Obwohl der Bundestag und die meisten anderen nationalen Parlamente in der EU noch nicht über CETA abgestimmt haben, tritt das umstrittene Freihandelsabkommen morgen größtenteils in Kraft. Der Vertrag zwischen der EU und Kanada wird vorläufig angewandt. Ausgenommen sind vor allem der Investitionsschutz und die Schiedsgerichte, mit denen Konzerne Staaten verklagen könnten.
„Mit diesem undemokratischen Durchpeitschen eines höchst umstrittenen Abkommens leisten EU-Kommission und Bundesregierung einer gefährlichen Politikverdrossenheit weiteren Vorschub“, warnt Attac-Handelsexperte Roland Süß. „CETA betrifft uns alle. Die Mehrheit der Bürgerinnen und Bürger hierzulande lehnt es ab. Dennoch hat die EU-Kommission eine Beteiligung der Zivilgesellschaft durchgehend boykottiert und unter anderem die Europäische Bürgerinitiative gegen TTIP und CETA verhindert – unrechtmäßig, wie das Gericht der Europäischen Union festgestellt hat.“ *
Durch die weitere Marktöffnung wird CETA Auswirkungen auf viele Lebensbereiche der Bürgerinnen und Bürger haben.
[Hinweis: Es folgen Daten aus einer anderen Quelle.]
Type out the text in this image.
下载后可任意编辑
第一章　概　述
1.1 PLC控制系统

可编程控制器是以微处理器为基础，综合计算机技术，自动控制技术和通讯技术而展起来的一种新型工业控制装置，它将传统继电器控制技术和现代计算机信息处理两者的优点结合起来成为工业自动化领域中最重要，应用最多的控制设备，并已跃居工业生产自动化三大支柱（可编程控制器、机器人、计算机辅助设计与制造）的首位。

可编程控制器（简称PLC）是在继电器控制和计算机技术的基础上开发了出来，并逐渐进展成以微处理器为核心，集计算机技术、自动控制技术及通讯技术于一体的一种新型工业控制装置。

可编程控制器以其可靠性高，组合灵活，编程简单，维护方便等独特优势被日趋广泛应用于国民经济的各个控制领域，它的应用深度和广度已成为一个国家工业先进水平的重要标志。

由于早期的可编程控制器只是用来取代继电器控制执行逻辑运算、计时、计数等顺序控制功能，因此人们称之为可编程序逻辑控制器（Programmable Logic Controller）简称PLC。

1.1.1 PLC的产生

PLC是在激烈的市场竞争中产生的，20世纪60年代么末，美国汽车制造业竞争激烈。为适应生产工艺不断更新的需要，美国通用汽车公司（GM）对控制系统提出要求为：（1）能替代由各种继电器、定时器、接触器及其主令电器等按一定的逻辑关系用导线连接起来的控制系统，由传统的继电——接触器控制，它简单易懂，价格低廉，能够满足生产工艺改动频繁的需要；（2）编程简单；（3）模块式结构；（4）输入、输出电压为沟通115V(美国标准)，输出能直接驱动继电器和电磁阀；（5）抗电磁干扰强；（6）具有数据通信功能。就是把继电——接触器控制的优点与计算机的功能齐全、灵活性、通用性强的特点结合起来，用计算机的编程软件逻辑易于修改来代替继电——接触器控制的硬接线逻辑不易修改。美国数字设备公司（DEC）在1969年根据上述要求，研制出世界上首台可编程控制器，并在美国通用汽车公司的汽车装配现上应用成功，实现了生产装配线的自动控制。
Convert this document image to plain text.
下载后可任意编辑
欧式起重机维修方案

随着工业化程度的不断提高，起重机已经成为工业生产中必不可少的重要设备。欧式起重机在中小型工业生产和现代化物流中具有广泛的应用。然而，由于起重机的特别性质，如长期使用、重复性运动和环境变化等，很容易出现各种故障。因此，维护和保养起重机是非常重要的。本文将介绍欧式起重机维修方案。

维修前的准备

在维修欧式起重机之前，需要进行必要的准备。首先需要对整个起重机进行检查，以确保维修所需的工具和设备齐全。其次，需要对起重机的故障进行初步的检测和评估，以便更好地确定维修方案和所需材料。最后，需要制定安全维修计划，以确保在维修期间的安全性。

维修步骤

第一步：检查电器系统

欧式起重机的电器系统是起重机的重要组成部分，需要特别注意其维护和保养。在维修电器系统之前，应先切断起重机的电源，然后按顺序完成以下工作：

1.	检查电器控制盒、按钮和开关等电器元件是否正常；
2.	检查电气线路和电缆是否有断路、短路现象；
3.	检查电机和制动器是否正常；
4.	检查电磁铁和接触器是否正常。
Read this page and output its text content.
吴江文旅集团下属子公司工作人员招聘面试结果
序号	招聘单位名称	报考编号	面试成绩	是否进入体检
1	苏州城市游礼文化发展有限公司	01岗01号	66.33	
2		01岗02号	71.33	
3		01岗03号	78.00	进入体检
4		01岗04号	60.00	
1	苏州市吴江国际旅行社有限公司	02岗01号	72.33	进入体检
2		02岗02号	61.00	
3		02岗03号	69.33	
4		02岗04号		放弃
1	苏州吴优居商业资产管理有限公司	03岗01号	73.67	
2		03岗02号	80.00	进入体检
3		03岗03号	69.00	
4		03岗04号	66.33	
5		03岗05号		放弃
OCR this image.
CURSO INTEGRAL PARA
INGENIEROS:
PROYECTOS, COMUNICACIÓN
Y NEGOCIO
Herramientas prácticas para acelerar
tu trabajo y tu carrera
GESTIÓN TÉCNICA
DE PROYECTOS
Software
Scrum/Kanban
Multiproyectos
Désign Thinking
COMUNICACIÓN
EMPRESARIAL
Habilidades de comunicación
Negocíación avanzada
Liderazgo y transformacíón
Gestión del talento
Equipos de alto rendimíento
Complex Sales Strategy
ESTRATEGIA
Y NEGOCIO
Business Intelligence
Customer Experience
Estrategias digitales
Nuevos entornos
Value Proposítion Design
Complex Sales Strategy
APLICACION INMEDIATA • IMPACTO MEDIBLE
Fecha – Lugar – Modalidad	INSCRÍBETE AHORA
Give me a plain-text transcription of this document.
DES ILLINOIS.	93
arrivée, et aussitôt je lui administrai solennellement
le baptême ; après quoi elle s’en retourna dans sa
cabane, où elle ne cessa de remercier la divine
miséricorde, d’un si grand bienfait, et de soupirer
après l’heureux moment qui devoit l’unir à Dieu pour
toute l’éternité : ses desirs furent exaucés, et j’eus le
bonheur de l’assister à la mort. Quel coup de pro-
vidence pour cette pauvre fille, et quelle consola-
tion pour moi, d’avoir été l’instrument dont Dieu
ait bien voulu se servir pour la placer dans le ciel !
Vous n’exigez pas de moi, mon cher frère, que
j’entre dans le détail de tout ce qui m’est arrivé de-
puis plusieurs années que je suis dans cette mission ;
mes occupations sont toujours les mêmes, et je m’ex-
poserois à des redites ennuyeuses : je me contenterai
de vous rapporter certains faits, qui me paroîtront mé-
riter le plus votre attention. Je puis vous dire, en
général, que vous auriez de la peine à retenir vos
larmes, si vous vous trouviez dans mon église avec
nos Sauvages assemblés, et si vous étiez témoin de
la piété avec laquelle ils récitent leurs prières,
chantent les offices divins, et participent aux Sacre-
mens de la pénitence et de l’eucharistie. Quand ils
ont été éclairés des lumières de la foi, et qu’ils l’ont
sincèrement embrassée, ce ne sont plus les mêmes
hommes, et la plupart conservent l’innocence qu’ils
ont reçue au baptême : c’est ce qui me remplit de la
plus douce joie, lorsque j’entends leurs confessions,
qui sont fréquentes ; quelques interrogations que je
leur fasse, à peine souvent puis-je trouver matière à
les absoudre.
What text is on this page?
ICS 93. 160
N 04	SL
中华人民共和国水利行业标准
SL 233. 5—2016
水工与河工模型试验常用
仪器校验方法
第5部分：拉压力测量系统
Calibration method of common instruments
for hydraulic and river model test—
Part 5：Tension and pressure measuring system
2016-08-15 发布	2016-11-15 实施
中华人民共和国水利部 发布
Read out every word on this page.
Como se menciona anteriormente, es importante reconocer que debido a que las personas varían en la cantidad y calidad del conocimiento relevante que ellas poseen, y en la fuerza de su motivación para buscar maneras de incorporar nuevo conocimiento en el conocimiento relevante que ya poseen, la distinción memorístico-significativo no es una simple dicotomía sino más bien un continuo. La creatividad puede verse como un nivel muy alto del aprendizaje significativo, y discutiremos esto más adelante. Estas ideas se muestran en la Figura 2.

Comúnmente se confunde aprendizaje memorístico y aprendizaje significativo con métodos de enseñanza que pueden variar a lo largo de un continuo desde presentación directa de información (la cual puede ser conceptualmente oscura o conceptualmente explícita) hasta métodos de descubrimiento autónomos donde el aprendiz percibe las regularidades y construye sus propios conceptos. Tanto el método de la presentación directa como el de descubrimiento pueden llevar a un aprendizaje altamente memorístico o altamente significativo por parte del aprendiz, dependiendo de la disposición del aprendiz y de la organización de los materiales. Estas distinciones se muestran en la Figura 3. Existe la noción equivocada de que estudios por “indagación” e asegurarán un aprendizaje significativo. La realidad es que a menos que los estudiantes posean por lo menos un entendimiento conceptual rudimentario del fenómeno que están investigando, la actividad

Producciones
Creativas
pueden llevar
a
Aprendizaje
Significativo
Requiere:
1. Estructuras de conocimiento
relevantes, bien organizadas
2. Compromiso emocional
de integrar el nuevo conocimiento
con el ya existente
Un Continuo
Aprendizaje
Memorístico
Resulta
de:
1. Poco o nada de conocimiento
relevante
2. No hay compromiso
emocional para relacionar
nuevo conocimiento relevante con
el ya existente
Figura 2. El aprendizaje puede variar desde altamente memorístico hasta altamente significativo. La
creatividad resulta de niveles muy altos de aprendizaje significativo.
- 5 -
Demokratische Gestaltungsräume werden eingeschränkt. In der Landwirtschaft werden vor allem die Kleinbauern und Kleinbäuerinnen unter CETA leiden, weil sich der Preisdruck verschärfen wird. Die Agrarindustrie wird weiter wachsen, die bäuerliche Landwirtschaft aus der Region noch stärker zurückgehen.
Bundesregierung will Bundesrat von Ratifizierungsprozess ausschließen
Attac wird den Widerstand gegen CETA auch nach der Bundestagswahl fortsetzen. Um endgültig in Kraft zu treten, muss das gesamte Abkommen von den nationalen Parlamenten bestätigt werden. In Deutschland sind das der Bundestag und der Bundesrat. Allerdings spielt die jetzige Bundesregierung mit der Möglichkeit, dem Bundesrat die Zuständigkeit abzusprechen. „Wir werden weiter Druck machen und auf der Beteiligung des Bundesrates bestehen. Alles andere wäre ein weiterer gefährlicher Abbau demokratischer Rechte“, sagt Roland Süß. „Noch können wir CETA stoppen, noch ist es nicht ratifiziert. Und der harte Durchsetzungsmechanismus der Schiedsgerichte konnte bisher nicht in Kraft gesetzt werden – dank des breiten Widerstands der Zivilgesellschaft.“
*) Die EU-Kommission hatte 2014 die Zulassung der Europäischen Bürgerinitiative (EBI) gegen TTIP und CETA verweigert – unter anderem mit der Begründung, bei den Verhandlungen handle es sich um einen internen Vorbereitungsakt, der keine Wirkung auf die Bürgerinnen und Bürger habe. Im Mai dieses Jahres gab das Gericht der Europäischen Union (EuG) der Klage hunderter europäischer Organisationen statt und urteilte, dass die Nicht-Zulassung der EBI rechtswidrig war. Die von einem breiten Bündnis, dem auch Attac angehört, initiierte selbstorganisierte Europäische Bürgerinitiative (sEBI) haben mehr als 3,5 Millionen Menschen unterzeichnet.